British radio series

Rubbish is a British radio series written by Tony Bagley, who also wrote Married. It was first broadcast on BBC Radio 4 in October 2006. A second series began broadcasting on 31 October 2007.

==Plot summary==
Martin Christmas (Reece Dinsdale) is a "local government officer" in the Sanitation department, whose days revolve around endless recycling initiatives and whose nights revolve around failed relationships and cynical interior monologues.

Much of the program is Martin narrating his life, in between conversations with the various deranged people around him. His boss agonizes over competition with other departments to come top of "greenness" league tables. His smug colleagues constantly swap girlfriends, or as they say, recycle them. Random bursts of insanity break into his world, as with the stranger from another department who accuses Martin of conducting a neo-pagan rite for a woman who had renounced paganism, followed by the pagans in the council attempting to recruit him.

Unwillingly attending a diversity course Martin somehow achieves an inner peace and, to his surprise, beds the instructor, Sarah (Nicola Walker). Much of the rest of the series revolves around their on-and-off relationship, her somewhat masochistic yearnings, and the highs and lows of his moods. She augments her own meagre income by teaching courses in "life editing" and similar fads at adult education colleges, dragging Martin along to make up the numbers, but not to participate.

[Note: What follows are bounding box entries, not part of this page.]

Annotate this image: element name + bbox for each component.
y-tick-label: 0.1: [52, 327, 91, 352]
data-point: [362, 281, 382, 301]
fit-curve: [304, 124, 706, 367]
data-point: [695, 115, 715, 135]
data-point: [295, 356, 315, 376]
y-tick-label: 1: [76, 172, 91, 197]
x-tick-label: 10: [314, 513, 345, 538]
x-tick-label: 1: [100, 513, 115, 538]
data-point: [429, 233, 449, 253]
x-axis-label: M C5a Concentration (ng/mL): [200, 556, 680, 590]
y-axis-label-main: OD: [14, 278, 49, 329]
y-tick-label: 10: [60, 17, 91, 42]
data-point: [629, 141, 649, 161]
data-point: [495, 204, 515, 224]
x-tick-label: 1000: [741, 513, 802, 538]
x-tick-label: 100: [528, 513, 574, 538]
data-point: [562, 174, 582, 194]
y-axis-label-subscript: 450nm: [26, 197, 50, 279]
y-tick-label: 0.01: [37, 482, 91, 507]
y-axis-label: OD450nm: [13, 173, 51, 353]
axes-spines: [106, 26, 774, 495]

Ever present is the "Fifth Horseman of the Apocalypse, Embarrassment" who pays regular visits, especially when Martin lets himself be led into temptation, such as by scaling the tower at the local fire station, in the nude, with a couple of adventurous neighbours.

Like the hero of Married, Martin is a world-class curmudgeon who deconstructs the world around him in long literate sentences.